À 17 ans, Nicolas Anelka s'est vu offrir, en raison de son talent, l'opportunité d'exercer la liberté de circulation garantie par le droit communautaire. Encore adolescent, il a quitté la France et le club de football du Paris Saint-Germain pour l'Angleterre et Arsenal. Aujourd'hui âgé de 30 ans, sous contrat avec Chelsea après être notamment passé par l'Espagne et la Turquie, il habite Londres, paie probablement l'essentiel de ses impôts au titre de la loi fiscale anglaise, et a certainement adopté, le temps faisant son œuvre, le mode de vie et certaines dispositions d'esprit de son pays de résidence.
Dans une
interview donnée à 20 minutes, Anelka fait état, avec ses mots, sans ambages, de ce qu'il est plutôt satisfait de cette situation et que, pour cette raison, un retour définitif en France ne lui paraît pas franchement envisageable dans un futur proche :
Quand tu as vécu et joué à l’étranger, tu ne peux plus revenir en France. (...) En France, il y a un problème avec l’argent. (...) J’aimerais bien habiter en France, mais ce n’est pas possible. On sait pourquoi, niveau fiscalité... Si je veux rouler en grosse voiture, je suis regardé différemment. J’aime bien aller à Paris, c’est ma ville. Mais quand je sais que je peux repartir. (...) Si certains sont choqués tant pis. Mais la France, c’est un pays hypocrite.

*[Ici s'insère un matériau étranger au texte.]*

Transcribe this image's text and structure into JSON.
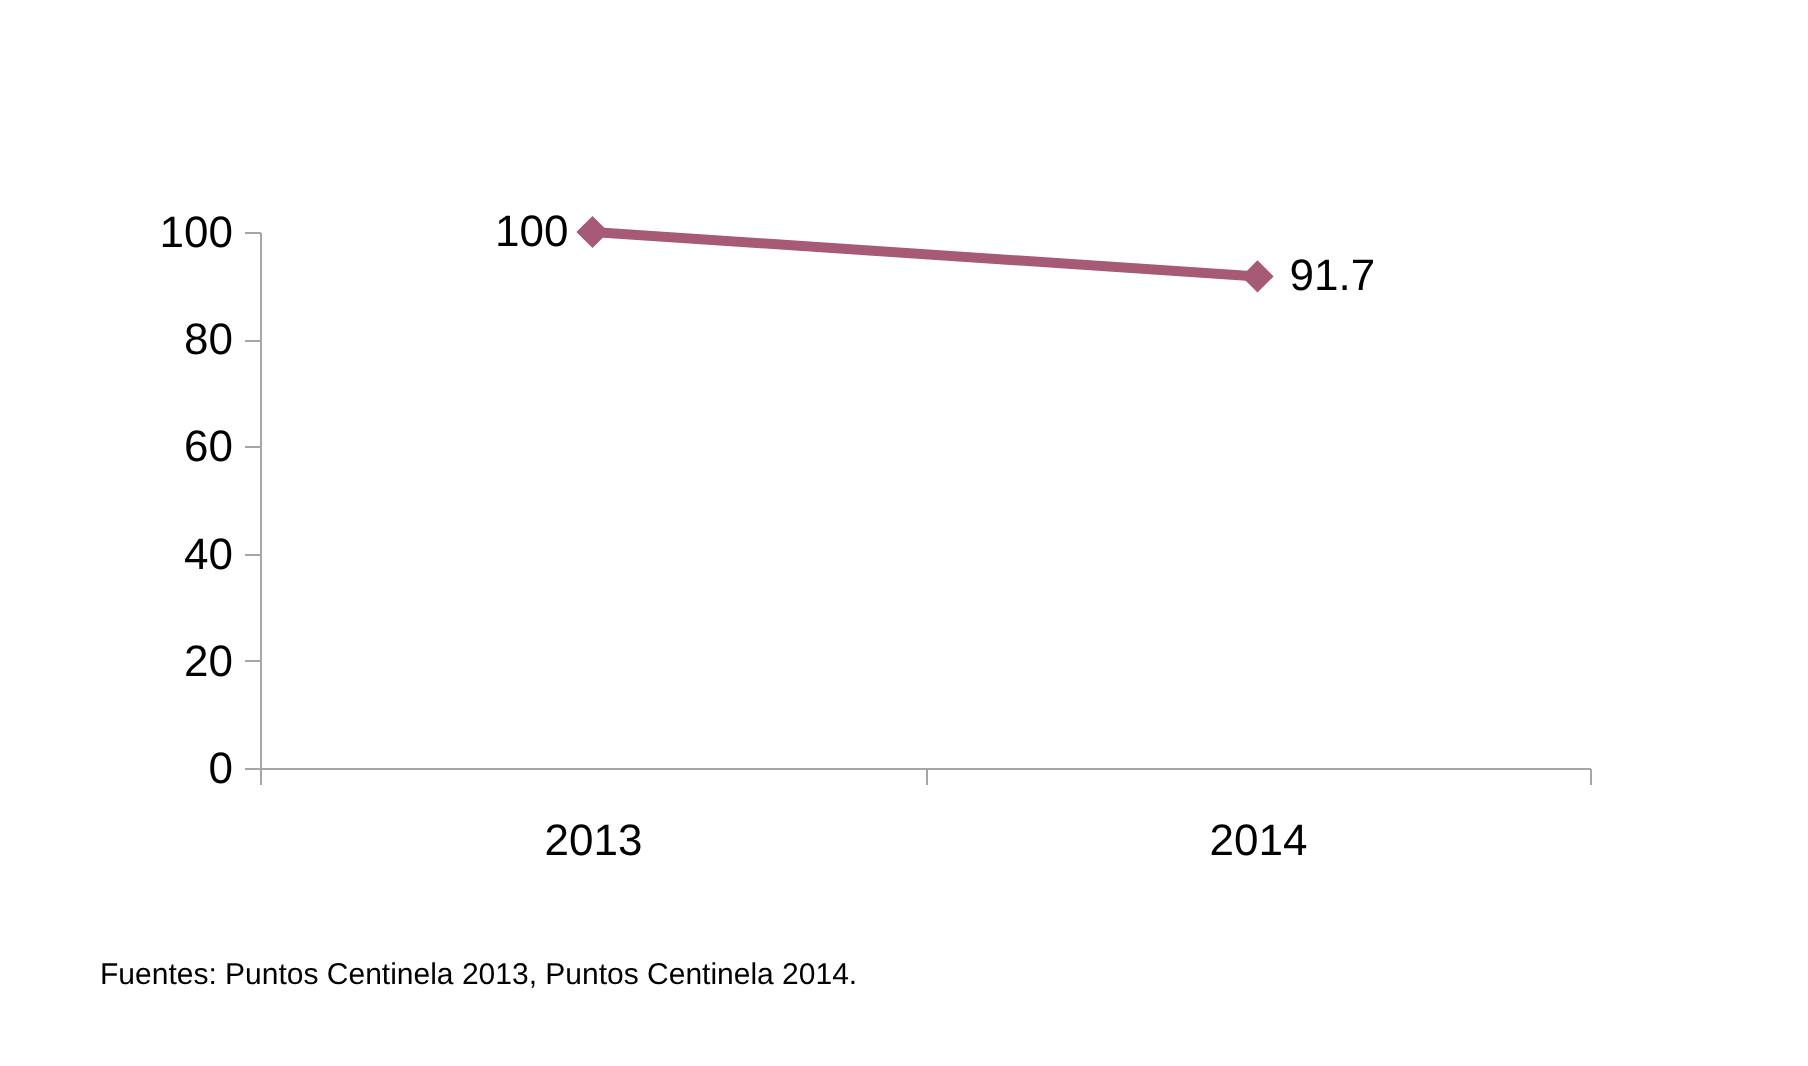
{
  "chart_data": {
    "type": "line",
    "categories": [
      "2013",
      "2014"
    ],
    "series": [
      {
        "color": "#a65a76",
        "values": [
          100,
          91.7
        ]
      }
    ],
    "ylim": [
      0,
      100
    ],
    "yticks": [
      0,
      20,
      40,
      60,
      80,
      100
    ],
    "marker": "diamond",
    "line_style": "solid",
    "data_labels": true,
    "annotations": [
      "Fuentes: Puntos Centinela 2013, Puntos Centinela 2014."
    ]
  }
}
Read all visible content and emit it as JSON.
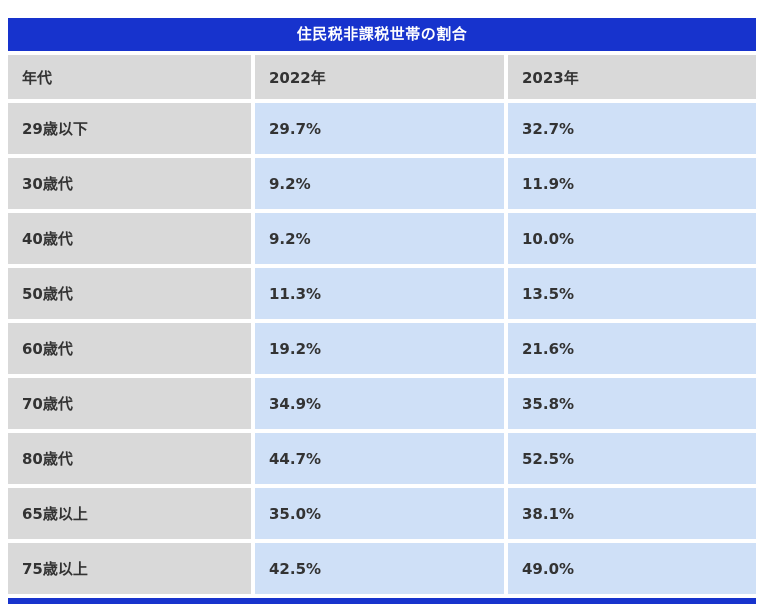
{
  "title": "住民税非課税世帯の割合",
  "table": {
    "headers": [
      "年代",
      "2022年",
      "2023年"
    ],
    "rows": [
      [
        "29歳以下",
        "29.7%",
        "32.7%"
      ],
      [
        "30歳代",
        "9.2%",
        "11.9%"
      ],
      [
        "40歳代",
        "9.2%",
        "10.0%"
      ],
      [
        "50歳代",
        "11.3%",
        "13.5%"
      ],
      [
        "60歳代",
        "19.2%",
        "21.6%"
      ],
      [
        "70歳代",
        "34.9%",
        "35.8%"
      ],
      [
        "80歳代",
        "44.7%",
        "52.5%"
      ],
      [
        "65歳以上",
        "35.0%",
        "38.1%"
      ],
      [
        "75歳以上",
        "42.5%",
        "49.0%"
      ]
    ]
  },
  "colors": {
    "title_bg": "#1733cd",
    "title_text": "#ffffff",
    "header_bg": "#d9d9d9",
    "label_bg": "#d9d9d9",
    "value_bg": "#cfe0f7",
    "cell_text": "#333333"
  },
  "chart_data": {
    "type": "table",
    "title": "住民税非課税世帯の割合",
    "categories": [
      "29歳以下",
      "30歳代",
      "40歳代",
      "50歳代",
      "60歳代",
      "70歳代",
      "80歳代",
      "65歳以上",
      "75歳以上"
    ],
    "series": [
      {
        "name": "2022年",
        "values": [
          29.7,
          9.2,
          9.2,
          11.3,
          19.2,
          34.9,
          44.7,
          35.0,
          42.5
        ]
      },
      {
        "name": "2023年",
        "values": [
          32.7,
          11.9,
          10.0,
          13.5,
          21.6,
          35.8,
          52.5,
          38.1,
          49.0
        ]
      }
    ],
    "unit": "%",
    "legend_position": "header-row",
    "grid": false
  }
}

La réaction ne se fait pas attendre : trois jours plus tard, il se trouve un professeur autoproclamé pour lui administrer, avec la modestie exaltée du souverainiste, un
"Petit cours d’instruction civique". Mon ami Aster, par qui j'ai eu vent de l'épisode, ne s'est pas gêné pour dire
ses quatre vérités à ce prof d'identité nationale et à ses suiveurs en tout genre aux motivations parfois ombrageuses. À ses arguments de premier ordre, j'aimerais en ajouter deux, issus de l'expérience.
La forme quelque peu brutale mise à part, les propos incriminés relèvent, chez les expatriés, du lieu commun absolu. Nicolas Anelka n'a pas envie de payer plus d'impôts, et n'apprécie pas le regard que portent certains de ses compatriotes sur les signes extérieurs de sa réussite. La belle affaire. À l'étranger, subir ce refrain pour la dix-millième fois fait partie du lot des
Frenchies "historiques" à l'heure d'accueillir un nouvel "expat", ou de retrouver un ami rentrant d'un séjour prolongé au pays. Dans tous les autres cas, l'échange de tels clichés entre deux Français expatriés témoigne généralement de la vacuité de leur discussion ; on n'a pas grand chose en commun, mais on est assez bien élevé pour faire semblant.
Précisément en raison de leur banalité, les déclarations d'Anelka sont symptomatiques d'un problème propre au "modèle social français" : il décourage les hauts revenus. Il les fait fuir, même. Ceux qui peuvent échapper à son emprise, simples expatriés comme super-privilégiés (célébrités, sportifs de haut niveau, grandes fortunes, etc.), ne s'en privent pas, quoi que l'on pense de cette attitude. Les plus défavorisés profitent du système, au moins sur le court terme et de prime abord (sur le long terme, et en termes de situation nette, il est probable qu'ils en soient captifs plutôt que bénéficiaires). Mais ce sont les classes moyennes qui prennent le vrai
"coup de gourdin" derrière la tête, puisqu'elles sont mathématiquement perdantes et sans réelle possibilité d'alléger leur fardeau. Or, c'est précisément parmi ces dernières que le
désir d'expatriation est le plus fort.
Dans ces conditions, les Français de l'étranger doivent-ils être considérés comme des "antipatriotes", au prétexte que leurs revenus échappent largement au fisc français — et qu'ils ont l'honnêteté de s'en satisfaire ? Faut-il leur demander de choisir entre la double-imposition et leur passeport parce qu'ils ont décidé de vivre en dehors des frontières nationales ? Derrière les poncifs socialisants, c'est bien de la terre qu'il est question. Sous l'autosatisfaction d'une leçon d'éducation civique récitée de bon cœur, on décèle, encore fraîche, la trace du nationalisme.
Profiter d'une déclaration décomplexée, brute de décoffrage et pour tout dire un peu maladroite pour exhiber ses brevets de patriotisme et de responsabilité civique, c'est facile, et, par les temps qui courent, ça peut rapporter gros. Il est plus difficile, en revanche, d'analyser la situation avec un minimum de sang-froid — et surtout de réfléchir à la meilleure façon de réformer un modèle à bout de souffle.